Summary
This Earth-Science Reviews synthesis presents iron formations as a comprehensive archive of planetary environmental evolution during the Archean and Proterozoic. The authors integrate geochemical and mineralogical evidence to interpret oxygen production, nutrient availability, and ocean–atmosphere coupling in early Earth systems. The work provides a foundation for understanding how biogeochemical cycles shaped habitability millions of years before the emergence of modern soil systems.
UK applicability
This deep-time geochemical and paleoclimatic synthesis has limited direct applicability to contemporary UK soil health or farming practice, though understanding iron cycling in ancient environments may inform long-timescale perspectives on terrestrial and aquatic nutrient availability.

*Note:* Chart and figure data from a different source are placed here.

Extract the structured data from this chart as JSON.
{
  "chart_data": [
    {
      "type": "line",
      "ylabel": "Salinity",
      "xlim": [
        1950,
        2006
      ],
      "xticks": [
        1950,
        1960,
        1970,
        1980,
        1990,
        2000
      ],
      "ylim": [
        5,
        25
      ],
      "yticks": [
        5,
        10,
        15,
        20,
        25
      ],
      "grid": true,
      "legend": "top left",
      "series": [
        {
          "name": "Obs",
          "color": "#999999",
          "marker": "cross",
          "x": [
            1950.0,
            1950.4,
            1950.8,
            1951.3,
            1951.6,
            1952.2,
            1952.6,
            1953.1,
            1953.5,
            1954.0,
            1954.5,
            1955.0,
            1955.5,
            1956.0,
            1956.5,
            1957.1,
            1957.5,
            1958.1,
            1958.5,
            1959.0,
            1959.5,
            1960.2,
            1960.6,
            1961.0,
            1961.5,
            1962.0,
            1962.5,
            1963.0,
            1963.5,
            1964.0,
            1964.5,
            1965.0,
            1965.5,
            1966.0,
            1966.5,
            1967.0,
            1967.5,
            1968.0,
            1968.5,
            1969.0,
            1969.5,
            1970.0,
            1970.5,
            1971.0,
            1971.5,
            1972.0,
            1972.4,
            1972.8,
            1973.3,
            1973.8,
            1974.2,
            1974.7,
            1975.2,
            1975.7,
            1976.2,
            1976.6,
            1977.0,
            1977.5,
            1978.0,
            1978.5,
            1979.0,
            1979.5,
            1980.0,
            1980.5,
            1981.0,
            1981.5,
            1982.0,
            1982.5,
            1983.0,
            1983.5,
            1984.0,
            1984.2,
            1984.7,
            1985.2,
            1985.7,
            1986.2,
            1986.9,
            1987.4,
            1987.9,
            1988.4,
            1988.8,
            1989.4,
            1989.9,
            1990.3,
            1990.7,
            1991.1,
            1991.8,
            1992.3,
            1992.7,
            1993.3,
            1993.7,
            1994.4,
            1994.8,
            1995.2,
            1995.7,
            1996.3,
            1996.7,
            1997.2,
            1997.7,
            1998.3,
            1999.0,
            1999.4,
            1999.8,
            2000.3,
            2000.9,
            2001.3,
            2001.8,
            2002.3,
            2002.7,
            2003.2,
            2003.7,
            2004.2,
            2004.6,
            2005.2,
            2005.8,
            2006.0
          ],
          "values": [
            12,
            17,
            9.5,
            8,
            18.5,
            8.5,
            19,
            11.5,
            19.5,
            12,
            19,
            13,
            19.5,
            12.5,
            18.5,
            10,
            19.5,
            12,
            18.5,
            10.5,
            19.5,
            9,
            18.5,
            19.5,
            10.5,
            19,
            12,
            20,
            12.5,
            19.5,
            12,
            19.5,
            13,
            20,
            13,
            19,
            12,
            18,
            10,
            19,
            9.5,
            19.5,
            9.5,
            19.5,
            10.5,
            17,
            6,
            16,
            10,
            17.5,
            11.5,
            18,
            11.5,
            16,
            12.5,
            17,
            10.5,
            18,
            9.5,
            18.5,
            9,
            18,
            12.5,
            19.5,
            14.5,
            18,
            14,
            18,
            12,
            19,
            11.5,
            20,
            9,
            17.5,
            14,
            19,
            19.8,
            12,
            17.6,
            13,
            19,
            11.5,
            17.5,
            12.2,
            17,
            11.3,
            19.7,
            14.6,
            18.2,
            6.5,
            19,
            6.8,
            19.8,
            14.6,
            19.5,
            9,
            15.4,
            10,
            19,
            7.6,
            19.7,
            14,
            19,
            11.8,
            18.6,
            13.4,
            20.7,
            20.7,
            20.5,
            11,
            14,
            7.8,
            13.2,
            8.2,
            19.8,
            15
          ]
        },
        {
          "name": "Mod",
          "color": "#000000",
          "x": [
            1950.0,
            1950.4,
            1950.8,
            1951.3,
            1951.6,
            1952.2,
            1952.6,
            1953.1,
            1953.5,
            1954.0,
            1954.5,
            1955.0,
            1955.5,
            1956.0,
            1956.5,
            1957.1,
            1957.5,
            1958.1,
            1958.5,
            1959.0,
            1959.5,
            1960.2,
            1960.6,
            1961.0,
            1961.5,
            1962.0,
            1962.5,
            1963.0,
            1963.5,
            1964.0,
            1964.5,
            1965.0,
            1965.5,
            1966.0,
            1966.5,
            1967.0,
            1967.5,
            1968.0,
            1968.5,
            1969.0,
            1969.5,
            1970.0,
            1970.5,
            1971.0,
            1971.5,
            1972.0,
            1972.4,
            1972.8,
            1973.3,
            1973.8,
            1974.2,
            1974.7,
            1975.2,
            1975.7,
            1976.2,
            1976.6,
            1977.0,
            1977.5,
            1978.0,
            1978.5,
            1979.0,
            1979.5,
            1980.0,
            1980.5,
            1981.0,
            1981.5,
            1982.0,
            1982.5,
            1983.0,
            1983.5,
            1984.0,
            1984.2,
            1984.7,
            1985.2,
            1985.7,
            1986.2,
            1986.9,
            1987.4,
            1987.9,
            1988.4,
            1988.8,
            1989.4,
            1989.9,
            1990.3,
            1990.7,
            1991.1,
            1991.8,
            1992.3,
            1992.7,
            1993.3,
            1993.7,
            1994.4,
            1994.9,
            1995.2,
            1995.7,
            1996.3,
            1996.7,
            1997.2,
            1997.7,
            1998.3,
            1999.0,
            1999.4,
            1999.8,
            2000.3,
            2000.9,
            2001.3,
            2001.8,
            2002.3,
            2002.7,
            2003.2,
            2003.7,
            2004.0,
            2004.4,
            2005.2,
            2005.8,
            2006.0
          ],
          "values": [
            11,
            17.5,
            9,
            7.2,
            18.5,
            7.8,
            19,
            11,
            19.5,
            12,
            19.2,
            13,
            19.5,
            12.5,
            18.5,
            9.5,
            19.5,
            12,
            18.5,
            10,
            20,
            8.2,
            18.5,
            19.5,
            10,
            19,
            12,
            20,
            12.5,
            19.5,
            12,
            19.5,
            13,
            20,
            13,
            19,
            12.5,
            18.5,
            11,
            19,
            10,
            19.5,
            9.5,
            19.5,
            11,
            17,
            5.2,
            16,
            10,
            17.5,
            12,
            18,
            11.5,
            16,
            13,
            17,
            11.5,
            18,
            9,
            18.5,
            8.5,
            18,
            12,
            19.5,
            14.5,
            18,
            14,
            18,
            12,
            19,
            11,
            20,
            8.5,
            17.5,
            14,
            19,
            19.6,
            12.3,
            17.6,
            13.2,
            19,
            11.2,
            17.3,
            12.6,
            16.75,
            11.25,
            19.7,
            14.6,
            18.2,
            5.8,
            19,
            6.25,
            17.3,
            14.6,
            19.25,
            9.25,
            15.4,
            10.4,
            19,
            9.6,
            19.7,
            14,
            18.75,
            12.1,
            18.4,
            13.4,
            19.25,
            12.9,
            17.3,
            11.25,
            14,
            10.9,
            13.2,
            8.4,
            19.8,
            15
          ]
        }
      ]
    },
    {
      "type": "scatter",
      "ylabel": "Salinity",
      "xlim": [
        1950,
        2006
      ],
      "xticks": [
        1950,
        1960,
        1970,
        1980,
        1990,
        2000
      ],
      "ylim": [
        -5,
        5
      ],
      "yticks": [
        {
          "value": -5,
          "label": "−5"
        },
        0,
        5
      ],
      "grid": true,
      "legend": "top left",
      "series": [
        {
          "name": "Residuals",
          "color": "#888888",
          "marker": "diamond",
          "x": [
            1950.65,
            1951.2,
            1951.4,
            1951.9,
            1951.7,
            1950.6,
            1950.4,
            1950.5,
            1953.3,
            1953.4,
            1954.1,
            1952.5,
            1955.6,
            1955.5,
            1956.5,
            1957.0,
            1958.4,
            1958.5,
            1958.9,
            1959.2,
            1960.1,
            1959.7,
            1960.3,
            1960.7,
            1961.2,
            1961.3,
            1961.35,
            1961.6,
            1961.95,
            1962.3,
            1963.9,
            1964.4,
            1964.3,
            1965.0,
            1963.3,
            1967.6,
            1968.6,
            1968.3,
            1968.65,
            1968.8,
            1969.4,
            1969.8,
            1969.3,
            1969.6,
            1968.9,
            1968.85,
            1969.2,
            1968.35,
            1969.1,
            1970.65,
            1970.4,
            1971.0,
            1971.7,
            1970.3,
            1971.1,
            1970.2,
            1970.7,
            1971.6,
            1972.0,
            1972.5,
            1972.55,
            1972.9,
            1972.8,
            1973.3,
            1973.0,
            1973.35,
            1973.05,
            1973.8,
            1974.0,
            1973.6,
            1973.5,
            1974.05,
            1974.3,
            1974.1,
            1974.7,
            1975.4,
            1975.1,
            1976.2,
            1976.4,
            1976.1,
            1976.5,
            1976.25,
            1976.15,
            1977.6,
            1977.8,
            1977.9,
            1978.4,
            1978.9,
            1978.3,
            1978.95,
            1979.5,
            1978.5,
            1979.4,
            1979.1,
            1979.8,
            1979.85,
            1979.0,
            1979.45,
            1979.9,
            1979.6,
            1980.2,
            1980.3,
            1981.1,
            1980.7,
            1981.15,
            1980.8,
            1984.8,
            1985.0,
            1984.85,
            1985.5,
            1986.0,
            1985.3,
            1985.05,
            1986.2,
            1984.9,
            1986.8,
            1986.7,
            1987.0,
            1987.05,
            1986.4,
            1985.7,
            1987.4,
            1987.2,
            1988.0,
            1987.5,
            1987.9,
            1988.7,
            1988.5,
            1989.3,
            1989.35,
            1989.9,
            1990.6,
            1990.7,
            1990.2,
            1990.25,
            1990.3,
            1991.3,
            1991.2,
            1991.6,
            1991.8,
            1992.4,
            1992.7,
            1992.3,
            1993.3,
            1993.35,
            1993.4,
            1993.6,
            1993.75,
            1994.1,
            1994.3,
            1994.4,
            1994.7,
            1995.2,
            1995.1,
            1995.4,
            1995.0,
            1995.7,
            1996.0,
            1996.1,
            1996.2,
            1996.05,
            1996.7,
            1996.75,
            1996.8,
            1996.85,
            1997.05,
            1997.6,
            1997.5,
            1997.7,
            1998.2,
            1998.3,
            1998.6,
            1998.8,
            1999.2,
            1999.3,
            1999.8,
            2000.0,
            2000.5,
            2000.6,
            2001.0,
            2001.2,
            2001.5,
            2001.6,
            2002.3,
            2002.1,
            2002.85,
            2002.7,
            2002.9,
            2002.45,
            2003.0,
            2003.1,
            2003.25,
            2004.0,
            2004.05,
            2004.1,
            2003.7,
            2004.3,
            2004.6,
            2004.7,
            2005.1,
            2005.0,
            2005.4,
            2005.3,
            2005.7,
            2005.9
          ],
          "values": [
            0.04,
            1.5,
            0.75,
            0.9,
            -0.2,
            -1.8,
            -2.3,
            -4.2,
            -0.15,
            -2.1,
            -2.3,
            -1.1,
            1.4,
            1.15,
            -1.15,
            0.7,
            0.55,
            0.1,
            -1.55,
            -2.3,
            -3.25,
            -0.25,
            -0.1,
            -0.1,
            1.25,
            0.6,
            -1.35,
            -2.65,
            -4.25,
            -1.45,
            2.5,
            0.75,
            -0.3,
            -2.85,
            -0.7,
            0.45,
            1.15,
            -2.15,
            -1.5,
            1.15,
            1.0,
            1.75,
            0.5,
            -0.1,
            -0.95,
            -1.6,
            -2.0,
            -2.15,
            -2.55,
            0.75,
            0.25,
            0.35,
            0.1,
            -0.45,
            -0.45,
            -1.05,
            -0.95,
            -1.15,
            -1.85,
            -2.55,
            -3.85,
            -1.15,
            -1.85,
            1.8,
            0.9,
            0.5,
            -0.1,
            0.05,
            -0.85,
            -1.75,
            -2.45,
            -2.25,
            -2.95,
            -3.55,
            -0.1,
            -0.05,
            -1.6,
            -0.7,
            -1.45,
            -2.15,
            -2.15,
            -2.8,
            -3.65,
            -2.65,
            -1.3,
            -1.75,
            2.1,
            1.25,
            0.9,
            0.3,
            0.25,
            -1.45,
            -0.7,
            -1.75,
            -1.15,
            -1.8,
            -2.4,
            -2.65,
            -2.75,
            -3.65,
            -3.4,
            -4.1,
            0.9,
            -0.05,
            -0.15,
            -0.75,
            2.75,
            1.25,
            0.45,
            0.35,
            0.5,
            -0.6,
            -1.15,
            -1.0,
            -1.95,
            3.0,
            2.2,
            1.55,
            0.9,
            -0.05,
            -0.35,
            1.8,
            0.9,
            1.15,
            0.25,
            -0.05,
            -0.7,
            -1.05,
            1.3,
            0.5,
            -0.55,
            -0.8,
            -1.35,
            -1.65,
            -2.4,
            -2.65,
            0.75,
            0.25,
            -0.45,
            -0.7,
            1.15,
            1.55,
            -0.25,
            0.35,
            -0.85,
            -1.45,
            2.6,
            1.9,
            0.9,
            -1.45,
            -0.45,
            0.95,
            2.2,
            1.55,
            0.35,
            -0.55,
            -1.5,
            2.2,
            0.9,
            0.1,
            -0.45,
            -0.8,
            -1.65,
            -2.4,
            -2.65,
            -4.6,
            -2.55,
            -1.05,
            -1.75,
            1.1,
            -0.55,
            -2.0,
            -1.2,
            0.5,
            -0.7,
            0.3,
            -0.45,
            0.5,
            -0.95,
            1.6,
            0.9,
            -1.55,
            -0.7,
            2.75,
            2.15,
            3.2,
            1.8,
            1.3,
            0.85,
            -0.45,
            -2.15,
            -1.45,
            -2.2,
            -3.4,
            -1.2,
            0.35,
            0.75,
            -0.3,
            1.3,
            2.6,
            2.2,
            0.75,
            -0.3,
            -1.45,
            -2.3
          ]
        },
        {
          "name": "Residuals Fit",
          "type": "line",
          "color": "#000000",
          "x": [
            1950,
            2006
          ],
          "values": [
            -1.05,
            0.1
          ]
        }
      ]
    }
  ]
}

The findings are of primarily academic interest to quaternary and soil scientists interested in biogeochemical process understanding.
Key measures
Iron mineralogy, trace element geochemistry, stable isotope ratios (δ56Fe, δ13C), paleomagnetic data, and sedimentological features of banded iron formations (BIFs) as environmental proxies
Outcomes reported
This paper synthesises the global geochemical and sedimentological record preserved in iron formations to reconstruct atmospheric, oceanic, and climatic conditions during the Neoarchaean to Palaeoproterozoic eons. The study integrates multiple biogeochemical proxies to document major transitions in Earth's oxidation state and nutrient cycling.